All the lonely people
Where do they all belong?
The next verse about another lonely person made me want to hold her hand, because I understand:
Father McKenzie writing the words of a sermon that no one will hear
No one comes near
Look at him working, darning his socks in the night when there’s nobody there
What does he care?
This anthem to lonely people everywhere concludes with a verse where the two lonely people meet, but it’s too late:
Eleanor Rigby died in the church and was buried along with her name
Nobody came
Father McKenzie wiping the dirt from his hands as he walks from the grave
No one was saved
While the song was not written about her, I did learn during my visit that a real Eleanor Rigby once lived in Liverpool. She is buried in St Peter’s Churchyard where Paul McCartney and John Lennon first met. That coincidence has raised much conjecture about and interest in her. It turns out she was one of “all the lonely people” during her brief life of 44 years. But aren’t we all.
The song’s popularity is due not only to it having broken new ground musically, but because it speaks to what is part of our human condition. Last week I proposed that life is accidental and has no meaning and purpose unless we create it. Professor of philosophy and author Ben Lazare Mijuskovic has looked at the theme of loneliness in philosophy, psychology and literature and has found it to be a universal concern from the time of Greek myths to the present time. He attempts to demonstrate that we have always felt lonely and that it is the overarching meaning of life. We are then condemned to inescapable loneliness.
While I don’t dispute that it is impossible to get through this life without experiencing loneliness, I wonder if it is more extreme for us now than it was for our ancestors. Our humanoid forebears in East Africa wouldn’t have survived one night without the tribe. We have been social creatures from the start. Our ancestors lived in less urban environments where, like in the Boston bar, Cheers, “everybody knows your name.” Hunting and gathering, doing the laundry, childcare and cooking were communal activities.

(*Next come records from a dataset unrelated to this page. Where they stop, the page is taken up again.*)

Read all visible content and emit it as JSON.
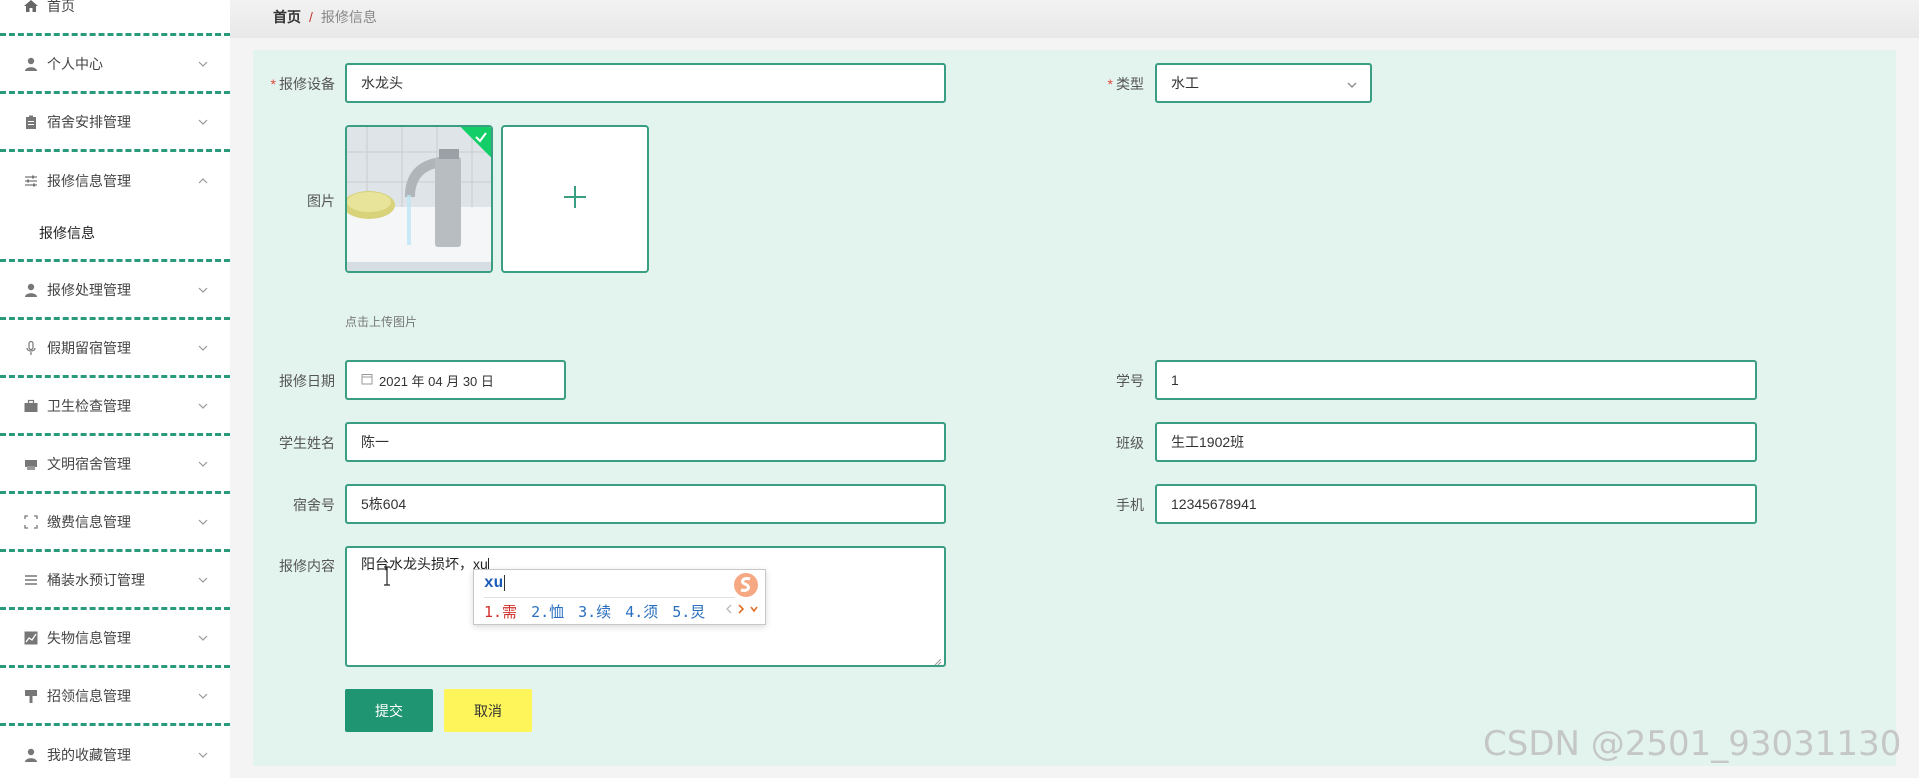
{
  "sidebar": {
    "items": [
      {
        "label": "首页",
        "icon": "home-icon",
        "expanded": null
      },
      {
        "label": "个人中心",
        "icon": "user-icon",
        "expanded": false
      },
      {
        "label": "宿舍安排管理",
        "icon": "clipboard-icon",
        "expanded": false
      },
      {
        "label": "报修信息管理",
        "icon": "sliders-icon",
        "expanded": true
      },
      {
        "label": "报修处理管理",
        "icon": "user-icon",
        "expanded": false
      },
      {
        "label": "假期留宿管理",
        "icon": "microphone-icon",
        "expanded": false
      },
      {
        "label": "卫生检查管理",
        "icon": "briefcase-icon",
        "expanded": false
      },
      {
        "label": "文明宿舍管理",
        "icon": "printer-icon",
        "expanded": false
      },
      {
        "label": "缴费信息管理",
        "icon": "fullscreen-icon",
        "expanded": false
      },
      {
        "label": "桶装水预订管理",
        "icon": "list-icon",
        "expanded": false
      },
      {
        "label": "失物信息管理",
        "icon": "chart-icon",
        "expanded": false
      },
      {
        "label": "招领信息管理",
        "icon": "brush-icon",
        "expanded": false
      },
      {
        "label": "我的收藏管理",
        "icon": "user-icon",
        "expanded": false
      }
    ],
    "submenu": {
      "label": "报修信息"
    }
  },
  "breadcrumb": {
    "home": "首页",
    "separator": "/",
    "current": "报修信息"
  },
  "form": {
    "device": {
      "label": "报修设备",
      "value": "水龙头",
      "required": true
    },
    "type": {
      "label": "类型",
      "value": "水工",
      "required": true
    },
    "image": {
      "label": "图片",
      "hint": "点击上传图片"
    },
    "date": {
      "label": "报修日期",
      "value": "2021 年 04 月 30 日"
    },
    "student_no": {
      "label": "学号",
      "value": "1"
    },
    "student_name": {
      "label": "学生姓名",
      "value": "陈一"
    },
    "class": {
      "label": "班级",
      "value": "生工1902班"
    },
    "dorm": {
      "label": "宿舍号",
      "value": "5栋604"
    },
    "phone": {
      "label": "手机",
      "value": "12345678941"
    },
    "content": {
      "label": "报修内容",
      "value": "阳台水龙头损坏，xu"
    }
  },
  "ime": {
    "pinyin": "xu",
    "candidates": [
      "1.需",
      "2.恤",
      "3.续",
      "4.须",
      "5.炅"
    ]
  },
  "buttons": {
    "submit": "提交",
    "cancel": "取消"
  },
  "colors": {
    "accent": "#1f9572",
    "border": "#3a9e82",
    "panel_bg": "#e3f4ee",
    "cancel_bg": "#fdf55a",
    "required": "#e04a3a"
  },
  "watermark": "CSDN @2501_93031130"
}
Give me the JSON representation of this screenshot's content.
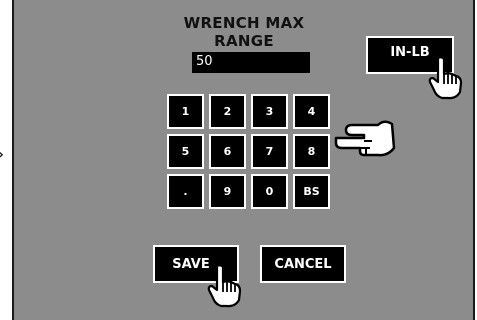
{
  "screen": {
    "title": "WRENCH MAX RANGE",
    "value": "50",
    "unit_button_label": "IN-LB"
  },
  "keypad": {
    "keys": [
      "1",
      "2",
      "3",
      "4",
      "5",
      "6",
      "7",
      "8",
      ".",
      "9",
      "0",
      "BS"
    ]
  },
  "actions": {
    "save_label": "SAVE",
    "cancel_label": "CANCEL"
  }
}
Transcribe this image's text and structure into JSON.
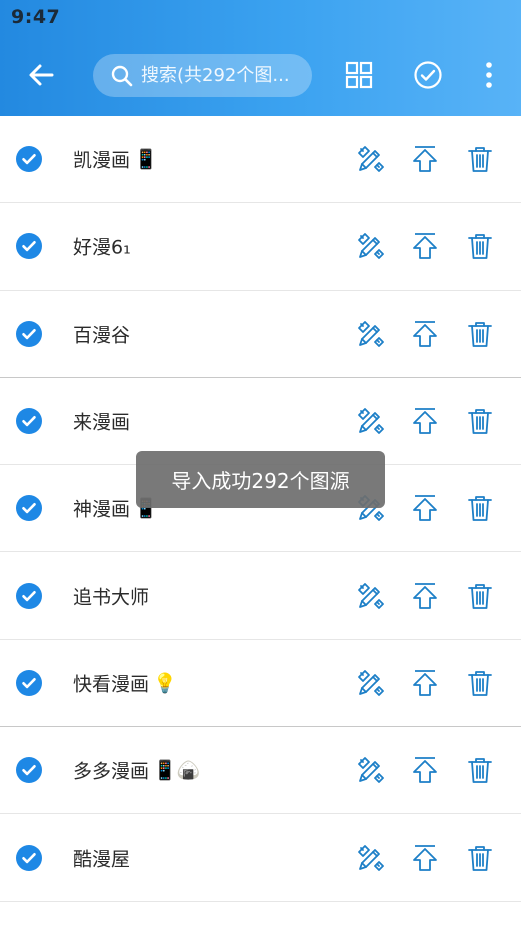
{
  "status": {
    "time": "9:47"
  },
  "header": {
    "search_placeholder": "搜索(共292个图...",
    "icons": [
      "back-arrow",
      "search",
      "grid",
      "check-circle",
      "more-vert"
    ]
  },
  "sources": [
    {
      "name": "凯漫画",
      "emoji": "📱"
    },
    {
      "name": "好漫6₁",
      "emoji": ""
    },
    {
      "name": "百漫谷",
      "emoji": ""
    },
    {
      "name": "来漫画",
      "emoji": ""
    },
    {
      "name": "神漫画",
      "emoji": "📱"
    },
    {
      "name": "追书大师",
      "emoji": ""
    },
    {
      "name": "快看漫画",
      "emoji": "💡"
    },
    {
      "name": "多多漫画",
      "emoji": "📱🍙"
    },
    {
      "name": "酷漫屋",
      "emoji": ""
    }
  ],
  "toast": "导入成功292个图源",
  "colors": {
    "accent": "#2389e0",
    "check": "#1e88e5",
    "action_icon": "#1d7fc7"
  }
}
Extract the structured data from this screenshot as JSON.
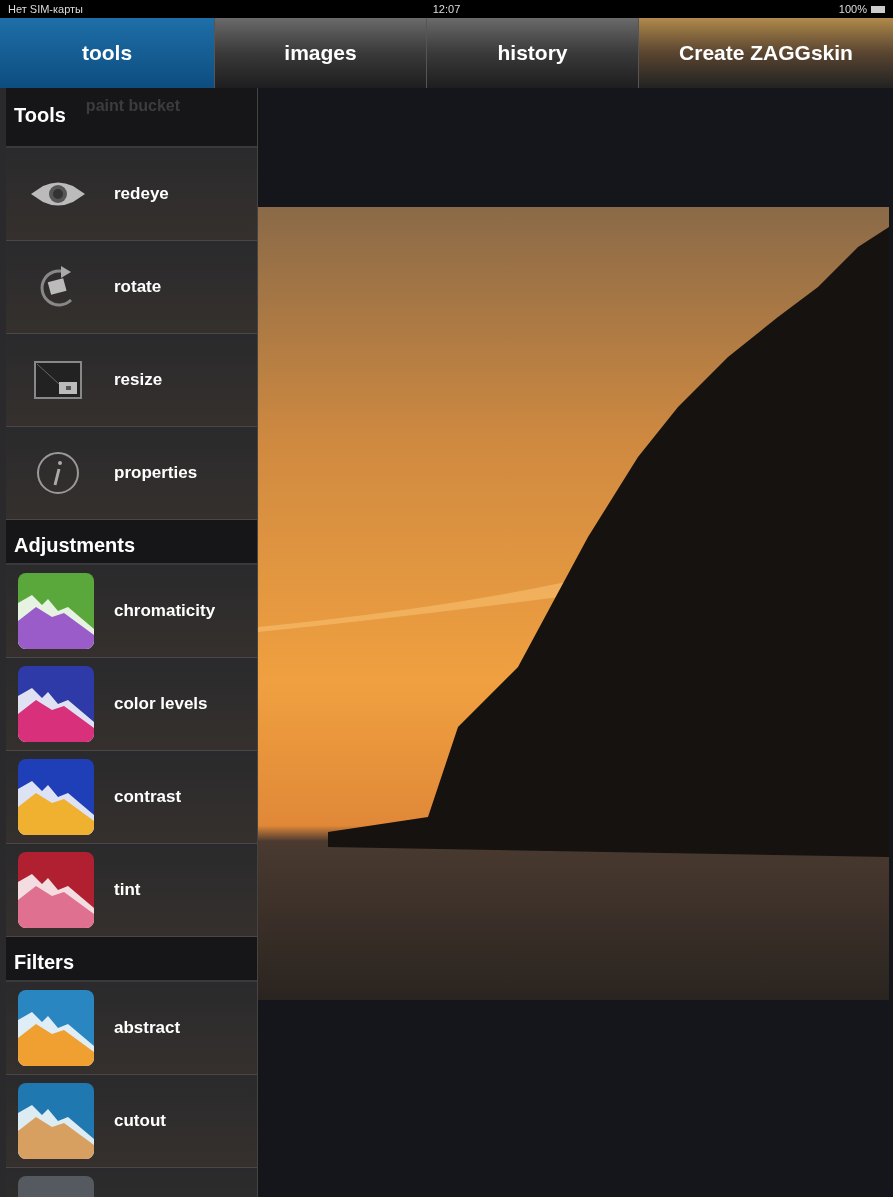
{
  "status_bar": {
    "carrier": "Нет SIM-карты",
    "time": "12:07",
    "battery": "100%"
  },
  "tabs": [
    {
      "label": "tools",
      "selected": true
    },
    {
      "label": "images",
      "selected": false
    },
    {
      "label": "history",
      "selected": false
    }
  ],
  "action_button": {
    "label": "Create ZAGGskin"
  },
  "sidebar": {
    "scrolled_item": "paint bucket",
    "sections": [
      {
        "title": "Tools",
        "items": [
          {
            "kind": "eye",
            "label": "redeye"
          },
          {
            "kind": "rotate",
            "label": "rotate"
          },
          {
            "kind": "resize",
            "label": "resize"
          },
          {
            "kind": "info",
            "label": "properties"
          }
        ]
      },
      {
        "title": "Adjustments",
        "items": [
          {
            "kind": "thumb",
            "label": "chromaticity",
            "color": "#5aa83c"
          },
          {
            "kind": "thumb",
            "label": "color levels",
            "color": "#2e3aa8"
          },
          {
            "kind": "thumb",
            "label": "contrast",
            "color": "#1f3fb8"
          },
          {
            "kind": "thumb",
            "label": "tint",
            "color": "#b02030"
          }
        ]
      },
      {
        "title": "Filters",
        "items": [
          {
            "kind": "thumb",
            "label": "abstract",
            "color": "#2a86c0"
          },
          {
            "kind": "thumb",
            "label": "cutout",
            "color": "#1f78b0"
          },
          {
            "kind": "thumb",
            "color": "#555a60"
          }
        ]
      }
    ]
  }
}
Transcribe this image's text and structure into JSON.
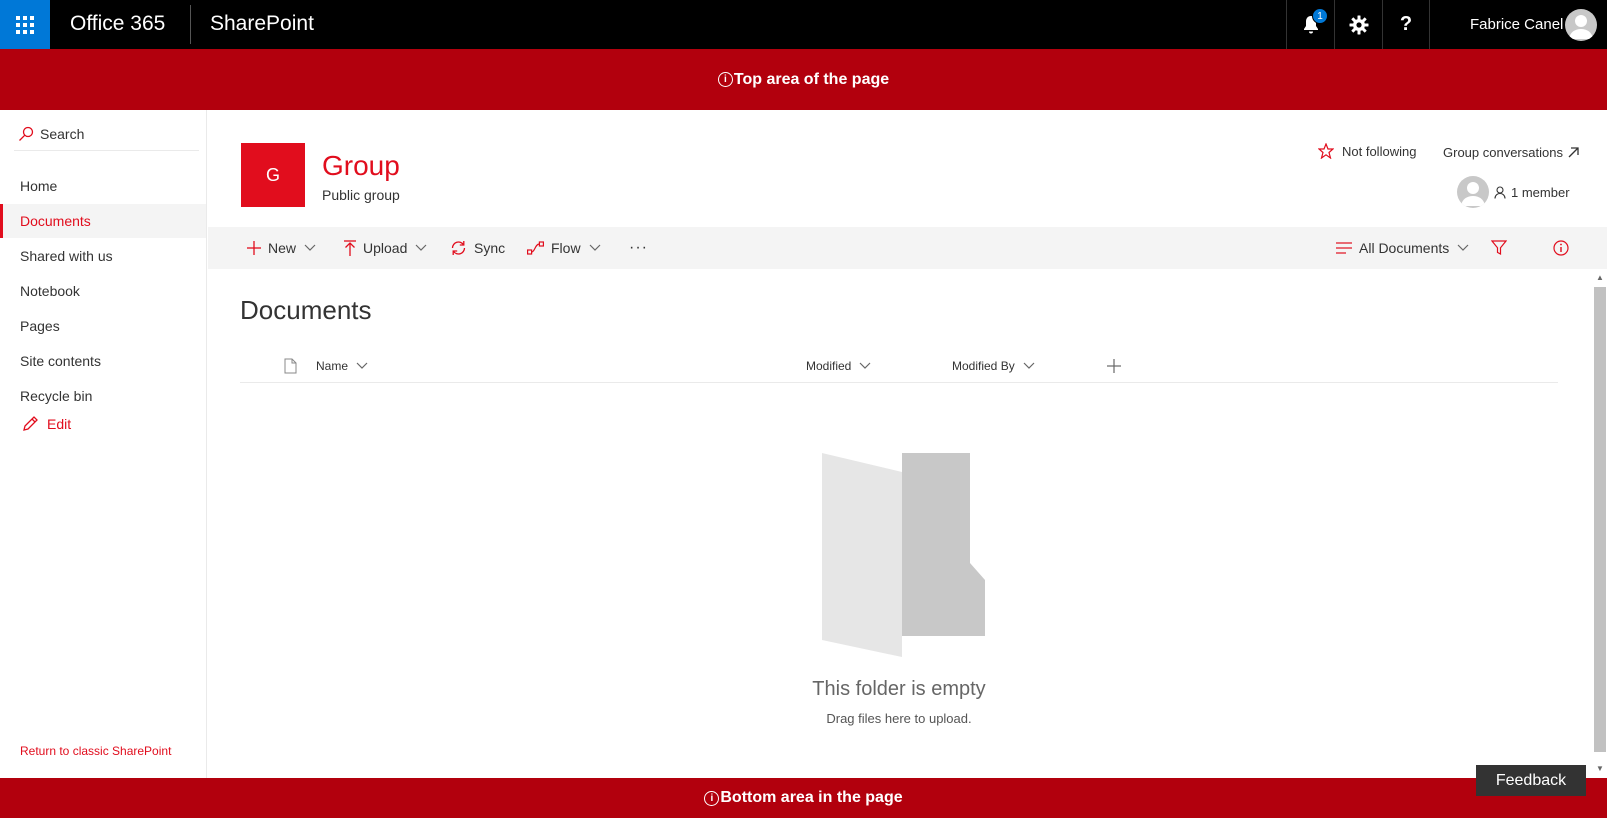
{
  "suitebar": {
    "brand": "Office 365",
    "app_name": "SharePoint",
    "notification_count": "1",
    "help_glyph": "?",
    "user_name": "Fabrice Canel"
  },
  "banners": {
    "top": "Top area of the page",
    "bottom": "Bottom area in the page"
  },
  "leftnav": {
    "search_label": "Search",
    "items": [
      {
        "label": "Home"
      },
      {
        "label": "Documents"
      },
      {
        "label": "Shared with us"
      },
      {
        "label": "Notebook"
      },
      {
        "label": "Pages"
      },
      {
        "label": "Site contents"
      },
      {
        "label": "Recycle bin"
      }
    ],
    "edit_label": "Edit",
    "classic_link": "Return to classic SharePoint"
  },
  "site": {
    "logo_letter": "G",
    "title": "Group",
    "subtitle": "Public group",
    "follow_label": "Not following",
    "conversations_label": "Group conversations",
    "members_label": "1 member"
  },
  "commandbar": {
    "new_label": "New",
    "upload_label": "Upload",
    "sync_label": "Sync",
    "flow_label": "Flow",
    "more_label": "···",
    "view_label": "All Documents"
  },
  "library": {
    "title": "Documents",
    "columns": {
      "name": "Name",
      "modified": "Modified",
      "modified_by": "Modified By"
    },
    "empty_title": "This folder is empty",
    "empty_subtitle": "Drag files here to upload."
  },
  "feedback_label": "Feedback",
  "colors": {
    "accent": "#e10d1d",
    "banner": "#b2000d",
    "waffle": "#0078d7",
    "suitebar": "#000000"
  }
}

Families were not geographically fragmented. There was no belief in a right to privacy. Everyone knew your business before you posted it on Facebook. No one needed pets for company because they spent their time with work animals. Different generations were not isolated from each other. They lived together or just down the street. It seems to me that loneliness wasn’t so much the problem then, finding some solitude was.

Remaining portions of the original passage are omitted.